LaBelleSauvage123 · 29/07/2022 10:57

That’s so interesting about the similarity in delusions. My dad often tells me he’s off on a journey somewhere. Another favourite is fire, flood or some other kind of disaster at the home. We haven’t had the ‘no one is visiting’ or stealing (yet) but he doesn’t remember who’s visited from one day to the next.
Literally as I was typing this I had a call from the home to say he fell last night - was ‘found by his chair in the lounge on the floor’. No injuries thank goodness. It’s a constant worry.

OP posts:
BlanketsBanned · 29/07/2022 11:09

There are specialist homes, all,carehomes will admit residents with dementia but often the staff have not received training, even the registered nurses where I worked had no specialist dementia training or knowledge which I thought should be essential.
You need to ask the manager what risk assessments your dad has for safety, mobility, falls. He has walked from his room to the lounge and fallen and no one noticed, he should have falls sensors, the communal doors could be alarmed, his careplan needs to reflect his risks and they should do an incident report. I would also ask when he last saw a gp, his suddent confusion could be many things and there is medication that can help with calming people down a bit without sedating them.

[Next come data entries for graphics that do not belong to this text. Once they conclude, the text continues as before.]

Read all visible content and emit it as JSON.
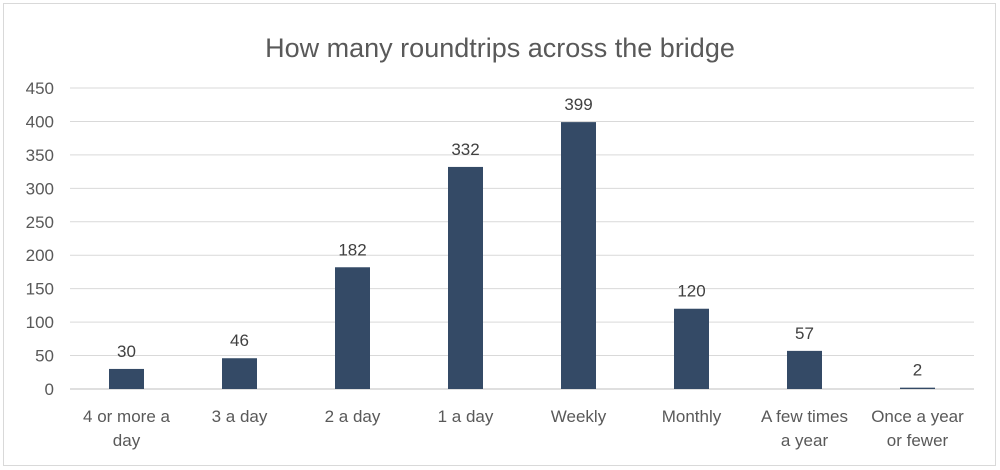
{
  "chart_data": {
    "type": "bar",
    "title": "How many roundtrips across the bridge",
    "xlabel": "",
    "ylabel": "",
    "categories": [
      [
        "4 or more a",
        "day"
      ],
      [
        "3 a day"
      ],
      [
        "2 a day"
      ],
      [
        "1 a day"
      ],
      [
        "Weekly"
      ],
      [
        "Monthly"
      ],
      [
        "A few times",
        "a year"
      ],
      [
        "Once a year",
        "or fewer"
      ]
    ],
    "values": [
      30,
      46,
      182,
      332,
      399,
      120,
      57,
      2
    ],
    "ylim": [
      0,
      450
    ],
    "yticks": [
      0,
      50,
      100,
      150,
      200,
      250,
      300,
      350,
      400,
      450
    ],
    "grid": true,
    "legend": "none",
    "data_labels": true,
    "bar_color": "#344a66"
  }
}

Selfesteem22 · 29/07/2022 11:18

OP I would say look around for another home I don't think forcing someone to stay.in their room is good practice. My dad is in a lovely care home with a specialist dementia unit- I think visiting a few others and also asking about locally would give you a feeling. He does have his moments for sure - both taking trousers off and shouting but it's dealt with

BlanketsBanned · 29/07/2022 11:20

Are you in SW England or SW London, the Admiral Nurse helpline or dementia UK might know of good homes in your area

saraclara · 29/07/2022 11:53

If someone is trying to remove their clothes, there are ways to prevent that without shutting them in their room.

In the short term, OP, Google for braces that are hard to remove. You might find specialist clothing on disability sites.